À l’occasion d’une grande exposition qui lui est consacrée à la Philharmonie de Paris, retour sur les liens étroits qu’entretenait Charlie Chaplin avec la musique. Interprète et réalisateur légendaire, l’homme à la canne et au chapeau melon était également l’auteur de la musique de ses films.

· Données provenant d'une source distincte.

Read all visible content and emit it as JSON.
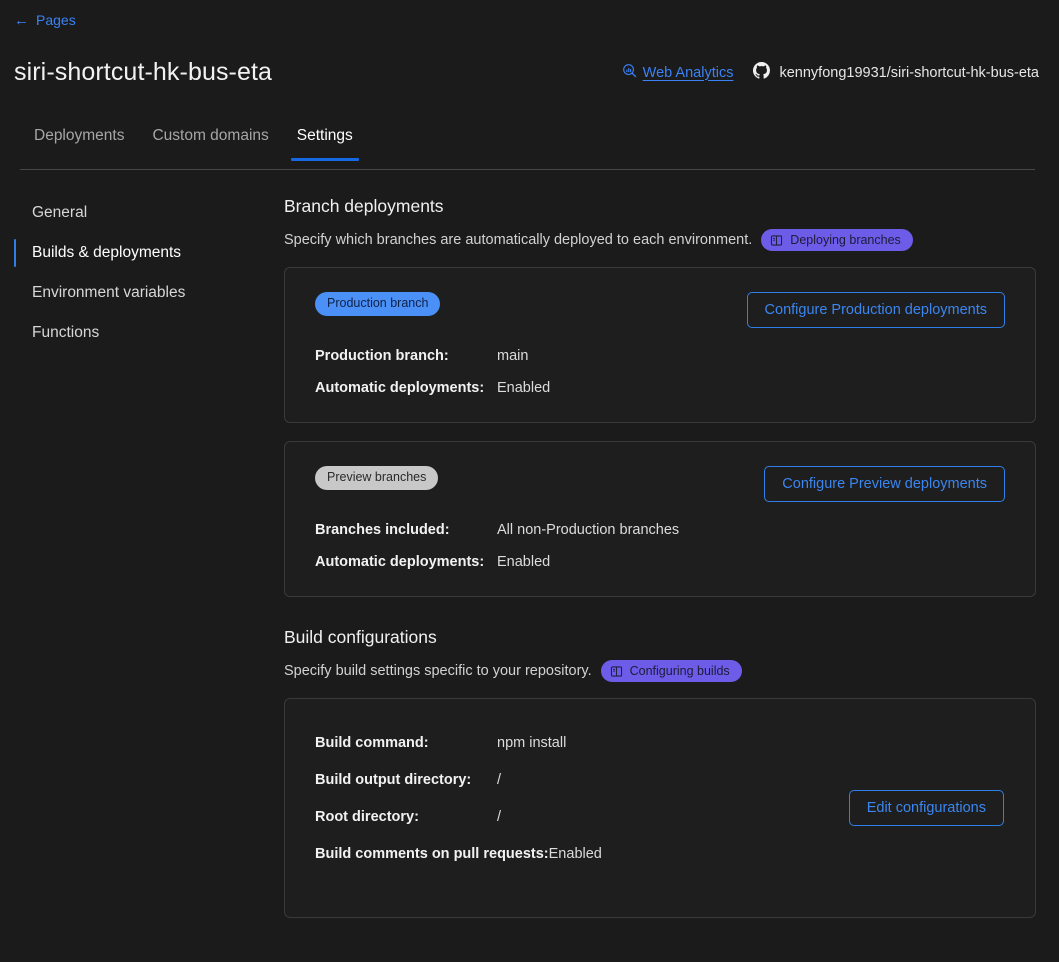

Vers la fin des Temps modernes (1936), alors qu’il vient d’entrer sur la scène d’un cabaret pour chanter Titine, Charlot perd subitement les antisèches que son amie Paulette Goddard avait écrites sur ses manchettes amovibles. Pris de panique car ne connaissant pas les paroles par cœur, il se met à les chercher autour de lui, tandis que l’orchestre joue l’introduction ad libitum. Dans les coulisses, Paulette Goddard lui souffle alors cette phrase magique : « Sing ! Never mind the words ! » (« Chante ! Ne t’occupe pas des paroles ! »). S’ensuit un moment d’anthologie où Charlot chante en charabia. Cette réplique symbolise à elle seule l’importance du rôle de la musique pure chez Charlie Chaplin. Jusqu’à Monsieur Verdoux en 1947, il considérait les mots comme un élément superflu – qu’il s’agisse des dialogues au sein des images ou des paroles au sein d’une chanson. Commentaire poétique et gracieux de l’image ou illustration synchronisée d’une séquence comique chorégraphiée, la musique est au centre du système chaplinesque et possède sa propre marque mélodique et orchestrale.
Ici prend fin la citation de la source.